8. El 4 de noviembre de 2011, el Juzgado Segundo Administrativo del Circuito de Popayán consideró que, según el artículo 55 de la Ley 472 de 1998, la acumulación no procede en este caso, debido a que la acción de grupo tiene un
trámite especial en el que la acumulación debe tramitarse a solicitud del interesado y no puede declararse de oficio. En consecuencia, el juzgado se abstuvo de tramitar la solicitud y remitió el expediente al Juzgado Primero Administrativo de Neiva (f. 560, c. 4): Primero: Abstenerse de tramitar la solicitud de acumulación de procesos en virtud de lo estipulado en la parte considerativa.
Segundo: Remitir el expediente 2009-00199 al Juzgado Primero Administrativo de Neiva para que prosiga con su trámite regular o se plantee el conflicto de competencia anunciado.
9. En auto de 15 de mayo de 2012, el Juzgado Quinto Administrativo de Descongestión del Circuito Judicial de Neiva remitió el conflicto de competencia suscitado entre el Juzgado Primero Administrativo de Neiva y el Juzgado Segundo Administrativo de Popayán, para ser resuelto por esta Corporación (f. 566-567, c.
5).
CONSIDERACIONES
I. Competencia
10. Este despacho es competente para resolver el presente conflicto de competencia de acuerdo con lo dispuesto en el numeral 1 del artículo 37 de la Ley 270 de 1996, modificado por el artículo 12 de la Ley 1285 de 20091, dado que se 1 Ley 1285 de 2009. “Artículo 12. Modificase el numeral 1 del artículo 37 de la Ley 270 de 1996 y adiciónase un parágrafo: 1. Resolver los conflictos de competencia entre las Secciones del Consejo de Estado.
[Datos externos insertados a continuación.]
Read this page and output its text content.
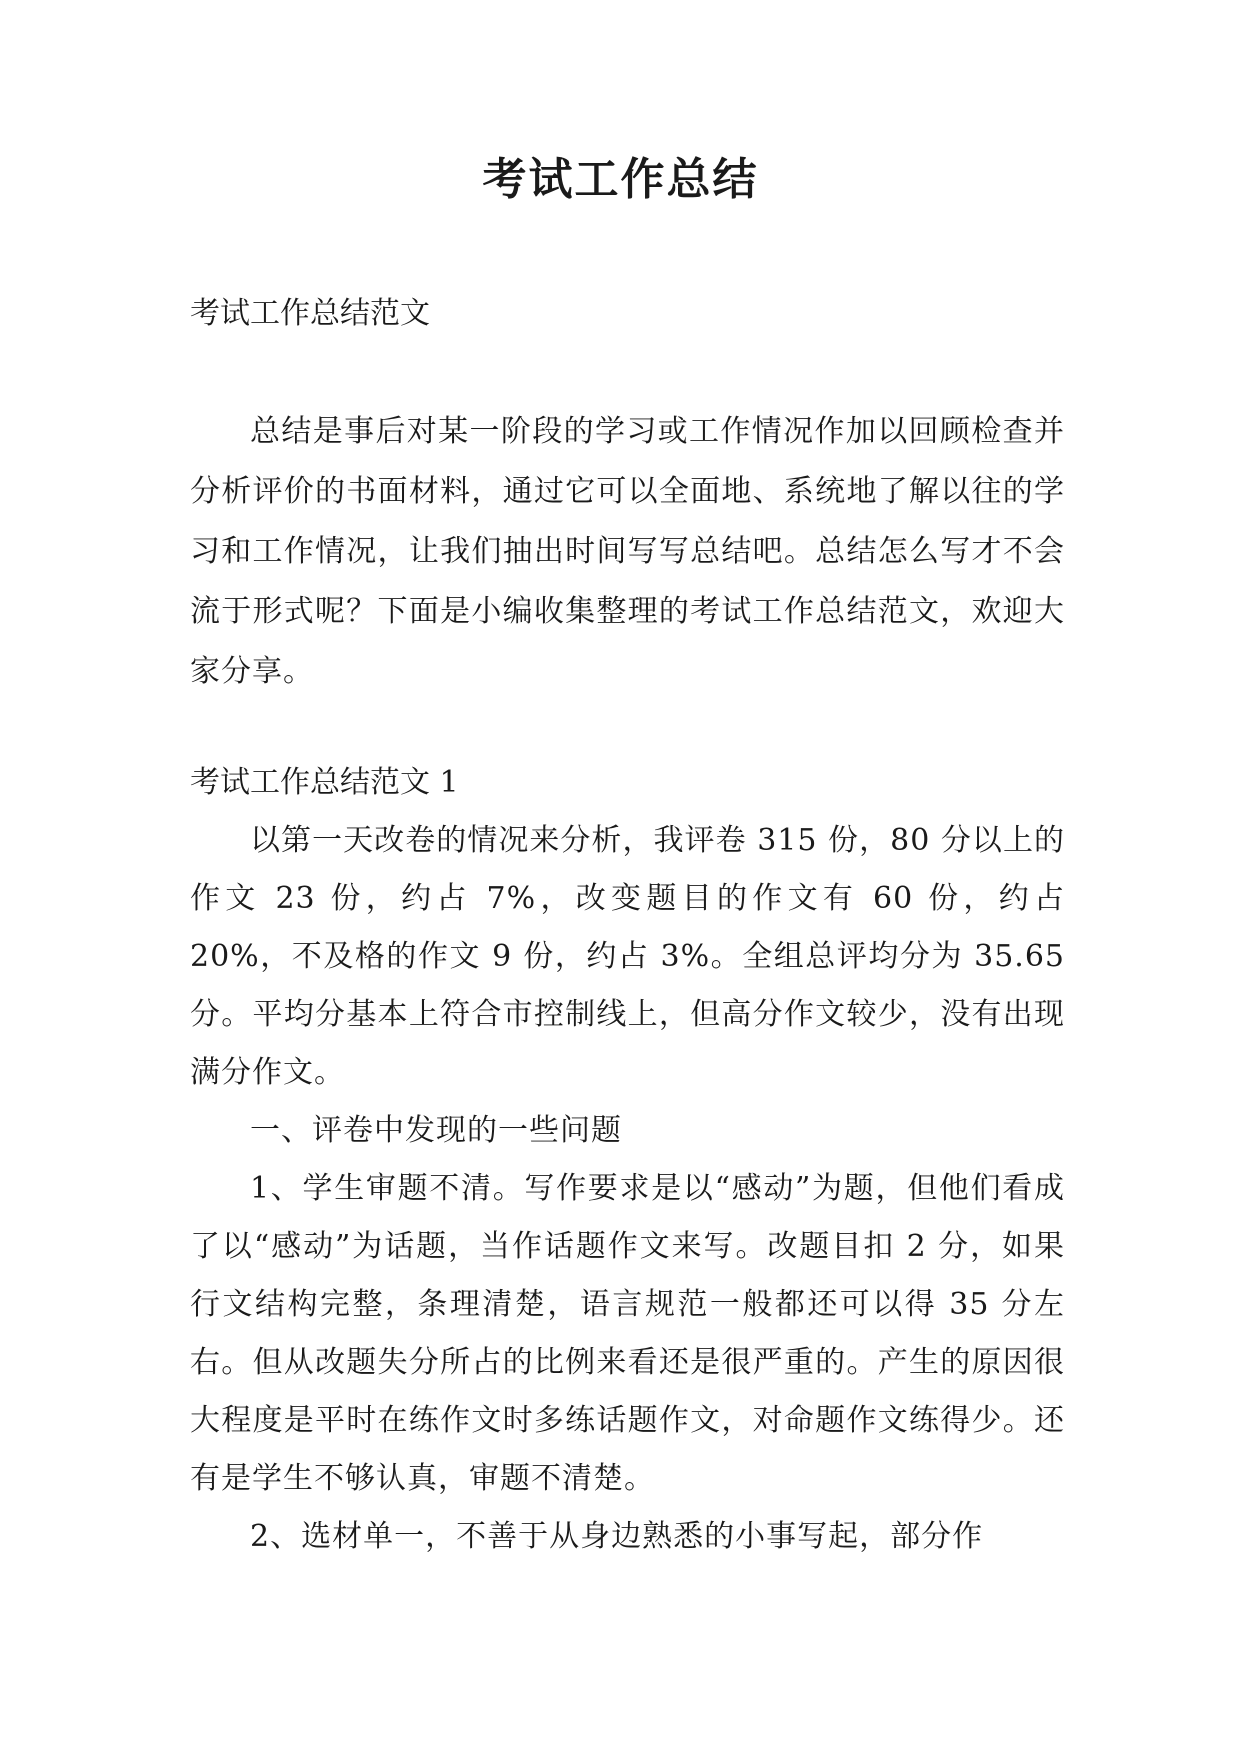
考试工作总结

考试工作总结范文

总结是事后对某一阶段的学习或工作情况作加以回顾检查并分析评价的书面材料，通过它可以全面地、系统地了解以往的学习和工作情况，让我们抽出时间写写总结吧。总结怎么写才不会流于形式呢？下面是小编收集整理的考试工作总结范文，欢迎大家分享。

考试工作总结范文 1

以第一天改卷的情况来分析，我评卷 315 份，80 分以上的作文 23 份，约占 7%，改变题目的作文有 60 份，约占 20%，不及格的作文 9 份，约占 3%。全组总评均分为 35.65 分。平均分基本上符合市控制线上，但高分作文较少，没有出现满分作文。

一、评卷中发现的一些问题

1、学生审题不清。写作要求是以“感动”为题，但他们看成了以“感动”为话题，当作话题作文来写。改题目扣 2 分，如果行文结构完整，条理清楚，语言规范一般都还可以得 35 分左右。但从改题失分所占的比例来看还是很严重的。产生的原因很大程度是平时在练作文时多练话题作文，对命题作文练得少。还有是学生不够认真，审题不清楚。

2、选材单一，不善于从身边熟悉的小事写起，部分作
Parágrafo: Los conflictos de competencia entre los Tribunales Administrativos, entre Secciones de distintos Tribunales Administrativos, entre los
Tribunales y Jueces de la Jurisdicción Contencioso Administrativa pertenecientes a distintos distritos judiciales administrativos y entre Jueces Administrativos de los diferentes distritos judiciales administrativos, serán resueltos por las respectivas Secciones o Subsecciones del Consejo de Estado, de acuerdo con su especialidad. Los conflictos entre juzgados administrativos de un mismo circuito o entre Secciones de un mismo Tribunal Administrativo, serán decididos por el correspondiente Tribunal en pleno”. trata de un conflicto de competencias surgido entre dos juzgados administrativos pertenecientes a distintos distritos judiciales administrativos, a saber, los de Neiva y Popayán.
II. Problema jurídico
11. Este despacho debe resolver el conflicto de competencia negativo suscitado entre el Juzgado Primero Administrativo de Neiva y el Juzgado Segundo Administrativo de Popayán.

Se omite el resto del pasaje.